“Il contadino che, nel marzo del 1974, arando ha smosso e sollevato dal terreno della Penisola del Sinis di Cabras una serie di statue di arenaria gessosa con cippi, colonne, capitelli, lastroni, conci e altre modanature in arenaria, e Giuseppe Atzori che ha dato subito notizia del rinvenimento sulla stampa, sono i personaggi dai quali è stato reso all’ archeologia ufficiale “disarmata”, il più straordinario e utile servizio che, da tempo, non offriva il contributo popolare degli “outsider””. Giovanni Lilliu ("Dal betilo aniconico alla statuaria nuragica", in Studi Sardi, XXIV, 1975-77, pp. 73-144).
In un
processo di restyling della notizia che Atropa sintetizzerebbe con “girare la
frittata” e “chi
si loda s’imbroda” , l’archeologia si è invece oggi
armata e rivendica per se stessa scoperta, diffusione capillare della notizia,
valorizzazione delle statue del Sinis e loro accessori. Alcuni scambiano il
brodo per alloro. Anzi per allora. Ora per allora la Soprintendenza ha infatti scoperto
che le statue di Monti ‘e Prama sono un po’ importanti e se le è messe all’occhiello.

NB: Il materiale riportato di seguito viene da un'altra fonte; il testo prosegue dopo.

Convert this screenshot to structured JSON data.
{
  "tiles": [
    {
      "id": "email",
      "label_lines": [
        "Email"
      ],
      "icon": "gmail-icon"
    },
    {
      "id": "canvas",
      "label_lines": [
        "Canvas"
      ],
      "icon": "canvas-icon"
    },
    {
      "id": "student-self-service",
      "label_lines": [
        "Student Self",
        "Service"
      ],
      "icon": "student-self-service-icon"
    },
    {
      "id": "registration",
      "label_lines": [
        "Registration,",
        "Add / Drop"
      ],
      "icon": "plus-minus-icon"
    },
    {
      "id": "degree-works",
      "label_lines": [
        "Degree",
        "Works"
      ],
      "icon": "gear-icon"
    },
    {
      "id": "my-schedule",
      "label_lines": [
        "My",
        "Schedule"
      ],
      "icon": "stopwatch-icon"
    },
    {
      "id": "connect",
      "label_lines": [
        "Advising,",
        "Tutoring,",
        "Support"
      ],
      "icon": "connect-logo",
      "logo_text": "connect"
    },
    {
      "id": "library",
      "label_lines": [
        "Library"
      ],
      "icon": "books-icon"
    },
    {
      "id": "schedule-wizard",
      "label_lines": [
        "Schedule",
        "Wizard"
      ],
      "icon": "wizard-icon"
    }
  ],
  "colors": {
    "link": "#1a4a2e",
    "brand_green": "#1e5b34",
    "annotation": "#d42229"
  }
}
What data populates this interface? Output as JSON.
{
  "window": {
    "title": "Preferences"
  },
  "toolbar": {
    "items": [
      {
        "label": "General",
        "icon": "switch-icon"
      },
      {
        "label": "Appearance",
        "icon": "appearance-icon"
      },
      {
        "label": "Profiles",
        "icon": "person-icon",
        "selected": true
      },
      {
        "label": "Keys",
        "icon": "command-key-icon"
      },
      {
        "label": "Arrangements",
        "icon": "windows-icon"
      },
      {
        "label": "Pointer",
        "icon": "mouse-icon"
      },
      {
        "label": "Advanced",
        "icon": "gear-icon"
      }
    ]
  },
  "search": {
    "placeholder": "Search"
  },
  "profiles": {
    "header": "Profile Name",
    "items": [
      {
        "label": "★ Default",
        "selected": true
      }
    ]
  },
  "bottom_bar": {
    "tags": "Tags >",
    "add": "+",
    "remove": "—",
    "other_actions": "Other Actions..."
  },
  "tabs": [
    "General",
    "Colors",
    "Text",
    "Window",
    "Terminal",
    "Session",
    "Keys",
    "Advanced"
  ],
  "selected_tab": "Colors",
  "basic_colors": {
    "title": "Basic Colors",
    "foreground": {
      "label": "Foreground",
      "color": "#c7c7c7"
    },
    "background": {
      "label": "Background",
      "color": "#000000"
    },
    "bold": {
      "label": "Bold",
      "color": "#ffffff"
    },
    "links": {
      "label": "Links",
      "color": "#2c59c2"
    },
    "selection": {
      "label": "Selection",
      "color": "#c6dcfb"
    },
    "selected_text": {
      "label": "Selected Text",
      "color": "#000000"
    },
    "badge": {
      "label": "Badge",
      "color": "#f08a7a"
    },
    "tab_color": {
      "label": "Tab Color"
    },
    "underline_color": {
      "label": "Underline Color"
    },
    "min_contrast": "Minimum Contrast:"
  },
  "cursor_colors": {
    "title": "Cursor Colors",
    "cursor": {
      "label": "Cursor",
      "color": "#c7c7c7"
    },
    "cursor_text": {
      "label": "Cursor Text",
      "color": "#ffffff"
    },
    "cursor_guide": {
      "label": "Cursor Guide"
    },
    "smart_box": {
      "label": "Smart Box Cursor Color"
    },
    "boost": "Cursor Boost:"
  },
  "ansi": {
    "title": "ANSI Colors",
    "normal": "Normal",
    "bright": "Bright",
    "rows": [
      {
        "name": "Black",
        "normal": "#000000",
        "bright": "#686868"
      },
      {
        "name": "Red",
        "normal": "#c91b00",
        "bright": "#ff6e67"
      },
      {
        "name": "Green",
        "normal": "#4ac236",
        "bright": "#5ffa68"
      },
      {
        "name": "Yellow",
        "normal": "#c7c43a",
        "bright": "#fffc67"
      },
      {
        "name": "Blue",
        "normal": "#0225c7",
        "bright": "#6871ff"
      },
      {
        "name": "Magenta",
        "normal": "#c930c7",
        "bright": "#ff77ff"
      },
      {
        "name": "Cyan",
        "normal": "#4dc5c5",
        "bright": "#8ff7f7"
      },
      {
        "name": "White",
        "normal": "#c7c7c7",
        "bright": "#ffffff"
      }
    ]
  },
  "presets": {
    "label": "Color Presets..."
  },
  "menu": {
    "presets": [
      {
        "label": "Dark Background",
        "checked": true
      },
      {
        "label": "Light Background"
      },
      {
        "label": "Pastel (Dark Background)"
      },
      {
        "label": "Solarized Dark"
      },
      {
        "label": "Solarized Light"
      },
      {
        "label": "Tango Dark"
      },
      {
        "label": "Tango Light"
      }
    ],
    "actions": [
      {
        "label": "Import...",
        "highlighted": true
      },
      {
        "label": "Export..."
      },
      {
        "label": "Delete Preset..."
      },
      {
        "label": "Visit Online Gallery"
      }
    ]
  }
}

Le mode vanno e tutti si infiorano. La guida ufficiale alla mostra si perita di non nominare neppure gli scopritori e i diffusori di
notizia
Tutti
paiono aver dimenticato, grazie ad un benefico letargo neurale, che nel lontano 1965 alla scoperta della
testa di Narbolia il brodo fu differente: “ Data la grande presenza di reperti punici e la presunta assenza di una statuaria
nuragica in pietra, il frammento di Banatou fu considerato in origine un
reperto punico”.
Proviamo a
traslare, su un brodo che ormai è stantio? “Data la grande presenza di scritte
fenicio-puniche e la presunta assenza di una scrittura nuragica, tutte le
epigrafi sarde della fine età del bronzo-inizio ferro furono considerate in
origine reperti fenici”. La mangeremo presto questa frittata rivoltata? In
quanti diranno “l’avevo pur detto io”?